Legislating Away Hate
Terry H. Schwadron
May 20, 2021
This one was so obvious that even Congress couldn’t drop the ball.
By a big-margin, bipartisan vote, the House okayed a Senate bill, sending it to Joe Biden for signature, to fight back against the spiraling number of hate crimes against Asian Americans and Pacific Islanders especially notable through the pandemic year.
Of course, this is good news, for all but Donald Trump, who continues to rail at coronavirus using racist Chinese labels that are putting actual Americans at risk for the sake of entertaining his base voters.
But passing this law or others aimed at combatting un-social hate are as extremely limited as well as increasingly rare. We can’t legislate being tolerant.
This bill never mentions Trump, his rhetoric or politics for that matter, and focuses on selected specific steps to help identify and expedite reports of hate crimes related to the coronavirus, expand support for local and state law enforcement agencies responding to these reports, and issue guidance on mitigating the use of racially discriminatory language to describe the pandemic.
But let’s not kid ourselves.
The ignorance that prompts racialists to blame a single nation, a single lab or a single open-air food market for a pandemic, that refuses to distinguish between Chinese nationals and any American of Asian descent, or that somehow justifies them punching out a Chinese-American grandmother at random on the street doesn’t disappear with a signature.
Born of Outrage
The bill was authored in outrage by Sen. Mazie Hirono, D-Hi, and Rep. Grace Meng., D-NY, who were responding to a whopping percentage increase in verbal and physical attacks against Asian Americans and Pacific Islanders. Police agencies actually agreed that there is a problem.

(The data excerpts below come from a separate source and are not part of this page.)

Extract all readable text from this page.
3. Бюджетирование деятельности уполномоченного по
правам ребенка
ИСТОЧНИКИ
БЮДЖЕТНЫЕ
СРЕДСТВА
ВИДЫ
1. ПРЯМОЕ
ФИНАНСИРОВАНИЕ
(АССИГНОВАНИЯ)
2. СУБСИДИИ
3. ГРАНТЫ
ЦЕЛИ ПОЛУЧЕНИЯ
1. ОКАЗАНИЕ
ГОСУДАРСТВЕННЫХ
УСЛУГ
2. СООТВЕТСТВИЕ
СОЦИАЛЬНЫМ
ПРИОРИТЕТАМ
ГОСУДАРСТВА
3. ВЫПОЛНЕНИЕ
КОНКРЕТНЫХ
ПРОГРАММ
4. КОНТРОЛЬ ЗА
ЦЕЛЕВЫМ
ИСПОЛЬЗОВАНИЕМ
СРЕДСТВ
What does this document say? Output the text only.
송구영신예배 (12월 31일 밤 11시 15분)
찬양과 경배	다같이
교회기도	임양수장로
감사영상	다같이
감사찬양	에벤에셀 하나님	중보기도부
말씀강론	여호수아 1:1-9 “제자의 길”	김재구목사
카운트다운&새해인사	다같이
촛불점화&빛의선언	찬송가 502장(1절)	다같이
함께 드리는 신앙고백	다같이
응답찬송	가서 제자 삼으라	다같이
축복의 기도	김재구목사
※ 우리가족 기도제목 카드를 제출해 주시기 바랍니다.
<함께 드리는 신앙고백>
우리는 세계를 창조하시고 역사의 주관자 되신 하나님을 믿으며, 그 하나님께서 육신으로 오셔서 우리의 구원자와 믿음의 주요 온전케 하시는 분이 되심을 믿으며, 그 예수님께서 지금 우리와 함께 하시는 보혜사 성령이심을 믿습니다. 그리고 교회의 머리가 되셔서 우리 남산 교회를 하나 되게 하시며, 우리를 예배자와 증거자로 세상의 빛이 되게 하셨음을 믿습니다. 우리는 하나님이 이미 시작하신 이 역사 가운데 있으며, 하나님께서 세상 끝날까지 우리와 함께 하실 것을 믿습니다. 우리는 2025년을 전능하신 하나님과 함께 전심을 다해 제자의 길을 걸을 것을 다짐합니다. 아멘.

In San Francisco we saw the death of an elderly Thai American man last year and the stabbing of two Asian American women this month. In New York, there have been random attacks in the subway and on the streets. In Atlanta two months ago, a gunman killed eight people in three Asian-owned spas, with six victims women of Asian descent.
Since the start of the pandemic, in March, 2020, there have been more than 6,600 hate incidents against Asian Americans, according to the group Stop AAPI Hate. Nearly two-thirds of those incidents targeted women. Proponents of the legislation have cited a study in 16 cities, where hate crimes decreased overall in the past year, but those crimes against Asian Americans soared 145 percent.
In January, Biden signed a memo denouncing racism against Asian Americans and ensuring that all government statements and documents do not contribute to discrimination against Asian Americans. In March, the administration rolled out new funding and initiatives to curb anti-Asian hate, including a cross-agency initiative at the Justice Department to respond to Asian violence. Last month, Biden named Erika Moritsugu as a senior adviser after complaints from lawmakers that Biden had not named any Asian Americans to Cabinet secretary posts or senior White House roles.
The votes in Congress reflected the clarity here. The bill passed in the House 364–62, with all “no” votes coming from Republicans. The Senate last month approved the COVID-19 Hate Crimes Act on a 94–1 vote, with Sen. Josh Hawley, R-Mo., as the lone “no” vote.
Who could be against hate? The remarks along the way reflected the difficulties of trying to legislate morality.
Rep Judy Chu, D-Calif., chair of the Congressional Asian Pacific American caucus, noted that the broad bipartisan vote demonstrates how much these “daily tragedies of anti-Asian violence have shocked our nation into action.” Still, some Asian American groups complained that the legislation does not get at the root of the hate problems.
But listen to some of the Republican opponents. Rep. Jim Jordan, R-OH, complained that the bill could infringe on free speech by establishing hotlines where citizens could report anything they find “offensive” and might cause confusion about where to report problems, somehow managing to turn his remarks into a defense of Trump and an attack on Democratic “defund the police” debates. “We are asking state governments to act as speech police,” Jordan said.
None of this affects cultural issues outside crime, of course. A new study released from the University of Southern California Annenberg Inclusion Initiative notes Hollywood exclusion of Asian Americans, a pending Harvard University affirmative action case considers whether admission policies discriminate against well-performing applicants of Asian descent, and there are rising tensions between Asians and Blacks reported across the country. New York Mayoral candidate Andrew Yang seems to have drawn more public comment about his ethnicity than his paucity of public policies.
Hate is powerful and insidious. This legislation is a start, but only a start.